It's not often that a freshman delegate can make a stir in the tradition-bound House of Delegates here, but Robert L. Thoburn (R-Fairfax) managed to do that yesterday when he was quoted in a newspaper as saying "Oh pooh on Thomas Jefferson. He wasn't even a Christian. I'm a Christian."
Those words were featured as the "Quotation of the Day" in "ERA TIME," a newsletter produced three times a week by a group of women lobbying here for passage of the equal rights amendment. Thoburn a fundamentalist minister who runs the Fairfax Christian School, is an opponent of the ERA.
"I've never said 'pooh' in my life," he said when questioned about the quote. Copies of the Newsletter were being passed around among delegates this morning, greeted with snickers, raised eyebrows, grimaces and a few downright guffaws.
"That woman (Kay Peaselee of Common Cause) was trying to tell me I should support the Equal Rights Amendment because Thomas Jefferson would have." Thoburn said, "Jefferson is quoted by all kinds of people to support all kinds of different points of view."
Jefferson, he continued, lived at a time when the country was dominated by Calvinism. "He himself was not an orthodox Christian. He even had his own version of the Bible."

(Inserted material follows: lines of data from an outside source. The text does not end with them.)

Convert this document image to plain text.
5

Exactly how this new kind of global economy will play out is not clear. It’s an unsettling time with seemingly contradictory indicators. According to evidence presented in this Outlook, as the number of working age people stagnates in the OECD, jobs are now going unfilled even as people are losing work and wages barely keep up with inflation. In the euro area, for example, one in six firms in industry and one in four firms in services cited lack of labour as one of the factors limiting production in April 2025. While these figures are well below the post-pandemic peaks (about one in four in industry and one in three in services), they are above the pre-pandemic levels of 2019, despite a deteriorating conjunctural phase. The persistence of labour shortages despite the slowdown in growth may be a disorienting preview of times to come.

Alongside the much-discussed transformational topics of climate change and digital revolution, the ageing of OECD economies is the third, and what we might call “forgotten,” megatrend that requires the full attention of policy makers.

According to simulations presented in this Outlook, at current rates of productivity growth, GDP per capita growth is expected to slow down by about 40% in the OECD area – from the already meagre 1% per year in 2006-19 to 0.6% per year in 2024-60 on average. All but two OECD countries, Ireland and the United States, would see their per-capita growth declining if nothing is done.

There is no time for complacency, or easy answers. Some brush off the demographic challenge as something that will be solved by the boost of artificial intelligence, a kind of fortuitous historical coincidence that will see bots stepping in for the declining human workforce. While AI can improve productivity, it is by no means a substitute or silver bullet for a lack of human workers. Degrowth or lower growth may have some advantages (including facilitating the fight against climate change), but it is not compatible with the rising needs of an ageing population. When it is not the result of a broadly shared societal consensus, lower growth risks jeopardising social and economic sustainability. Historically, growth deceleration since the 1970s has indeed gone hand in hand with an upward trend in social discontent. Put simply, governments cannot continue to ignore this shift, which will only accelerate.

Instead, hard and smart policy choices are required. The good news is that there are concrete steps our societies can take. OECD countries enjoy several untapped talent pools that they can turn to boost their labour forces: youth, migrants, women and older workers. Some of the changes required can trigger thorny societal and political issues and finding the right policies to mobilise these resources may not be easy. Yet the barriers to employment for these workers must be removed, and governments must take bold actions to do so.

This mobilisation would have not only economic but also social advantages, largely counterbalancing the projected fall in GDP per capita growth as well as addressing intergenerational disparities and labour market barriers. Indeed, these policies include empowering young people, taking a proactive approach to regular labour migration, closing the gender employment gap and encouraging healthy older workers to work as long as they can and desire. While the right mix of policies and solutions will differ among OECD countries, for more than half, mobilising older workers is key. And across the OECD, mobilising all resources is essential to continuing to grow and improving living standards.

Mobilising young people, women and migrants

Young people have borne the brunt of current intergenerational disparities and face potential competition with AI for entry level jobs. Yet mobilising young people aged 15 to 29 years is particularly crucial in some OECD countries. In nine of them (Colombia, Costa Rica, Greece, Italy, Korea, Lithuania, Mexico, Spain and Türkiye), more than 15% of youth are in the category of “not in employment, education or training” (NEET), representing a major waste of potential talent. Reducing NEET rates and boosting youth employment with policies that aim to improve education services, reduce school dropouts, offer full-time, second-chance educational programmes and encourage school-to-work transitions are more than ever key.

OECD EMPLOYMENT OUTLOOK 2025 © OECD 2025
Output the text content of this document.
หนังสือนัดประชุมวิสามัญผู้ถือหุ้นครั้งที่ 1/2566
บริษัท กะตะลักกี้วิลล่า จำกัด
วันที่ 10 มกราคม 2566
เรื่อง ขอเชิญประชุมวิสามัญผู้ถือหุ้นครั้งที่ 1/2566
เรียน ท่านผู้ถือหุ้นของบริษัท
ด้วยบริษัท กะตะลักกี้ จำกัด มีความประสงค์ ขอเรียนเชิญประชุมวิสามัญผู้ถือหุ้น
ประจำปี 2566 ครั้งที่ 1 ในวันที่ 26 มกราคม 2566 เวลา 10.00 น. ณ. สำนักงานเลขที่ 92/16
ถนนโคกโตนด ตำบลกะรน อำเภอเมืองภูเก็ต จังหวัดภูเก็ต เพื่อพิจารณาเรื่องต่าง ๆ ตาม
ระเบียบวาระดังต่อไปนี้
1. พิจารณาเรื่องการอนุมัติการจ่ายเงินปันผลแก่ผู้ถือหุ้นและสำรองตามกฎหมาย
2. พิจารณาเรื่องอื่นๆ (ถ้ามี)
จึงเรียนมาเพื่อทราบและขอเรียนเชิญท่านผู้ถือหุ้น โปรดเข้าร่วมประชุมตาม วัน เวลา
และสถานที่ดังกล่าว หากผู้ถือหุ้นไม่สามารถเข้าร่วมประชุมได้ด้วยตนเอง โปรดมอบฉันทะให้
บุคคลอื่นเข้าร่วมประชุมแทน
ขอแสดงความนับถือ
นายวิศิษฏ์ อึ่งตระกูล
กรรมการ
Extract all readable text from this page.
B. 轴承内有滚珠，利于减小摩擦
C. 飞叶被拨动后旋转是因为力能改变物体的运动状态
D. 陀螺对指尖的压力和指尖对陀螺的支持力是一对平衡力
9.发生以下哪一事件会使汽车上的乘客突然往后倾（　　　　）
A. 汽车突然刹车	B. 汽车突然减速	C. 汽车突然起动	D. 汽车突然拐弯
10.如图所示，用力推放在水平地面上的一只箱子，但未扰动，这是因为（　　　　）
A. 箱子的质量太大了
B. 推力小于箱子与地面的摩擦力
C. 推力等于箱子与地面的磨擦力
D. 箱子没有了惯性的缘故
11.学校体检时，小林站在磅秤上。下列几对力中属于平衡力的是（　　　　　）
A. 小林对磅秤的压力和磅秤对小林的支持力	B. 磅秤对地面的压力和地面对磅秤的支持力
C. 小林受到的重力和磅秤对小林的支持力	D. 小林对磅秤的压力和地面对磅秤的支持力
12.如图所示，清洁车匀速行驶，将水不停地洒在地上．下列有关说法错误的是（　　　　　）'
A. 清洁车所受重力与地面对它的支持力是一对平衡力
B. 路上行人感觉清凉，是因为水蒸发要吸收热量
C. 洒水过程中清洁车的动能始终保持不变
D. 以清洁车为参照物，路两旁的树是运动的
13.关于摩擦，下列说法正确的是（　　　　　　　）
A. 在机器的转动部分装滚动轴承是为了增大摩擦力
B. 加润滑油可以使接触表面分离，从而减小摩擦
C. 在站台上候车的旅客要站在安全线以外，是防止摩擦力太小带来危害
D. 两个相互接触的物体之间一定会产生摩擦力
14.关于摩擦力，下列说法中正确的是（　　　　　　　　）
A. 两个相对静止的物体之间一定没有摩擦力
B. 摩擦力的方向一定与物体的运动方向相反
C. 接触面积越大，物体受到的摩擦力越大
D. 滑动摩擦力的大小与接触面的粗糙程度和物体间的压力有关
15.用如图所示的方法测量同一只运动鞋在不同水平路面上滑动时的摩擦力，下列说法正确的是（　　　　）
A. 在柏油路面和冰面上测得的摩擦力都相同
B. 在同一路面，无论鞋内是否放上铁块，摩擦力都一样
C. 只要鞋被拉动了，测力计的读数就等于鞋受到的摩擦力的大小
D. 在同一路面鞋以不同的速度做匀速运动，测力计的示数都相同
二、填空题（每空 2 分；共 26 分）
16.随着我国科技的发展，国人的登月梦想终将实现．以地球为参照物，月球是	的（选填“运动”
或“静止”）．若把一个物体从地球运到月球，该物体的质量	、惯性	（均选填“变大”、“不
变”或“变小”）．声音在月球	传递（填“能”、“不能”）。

For the record, Jeffersonian scholar Dumas Malone said yesterday in an interview that Jefferson would be classified as a Unitarian, although he did not belong to an organized Unitarian church. "He said he was a Christian." Malone said, "He knew more about Jesus than any other president . . . Rites in his family were usually performed by an Anglican or an Episcopalian clergyman."
Jefferson wrote a synopsis of the Gospels in Latin, Greek, French and English. Malone said, in which he left out the miracles because he didn't believe them. But, most importantly, Jefferson "never attacked other people's religion."
Religious freedom and the separation of church and state were two of the great passions of Jefferson's life, Malone said. Jefferson wrote the articles of religious freedom in the Virginia Constitution, and, needless to say, is one of the major heroes of the General Assembly. He designed the Capitol in which it meets and wrote the rules under which it operates.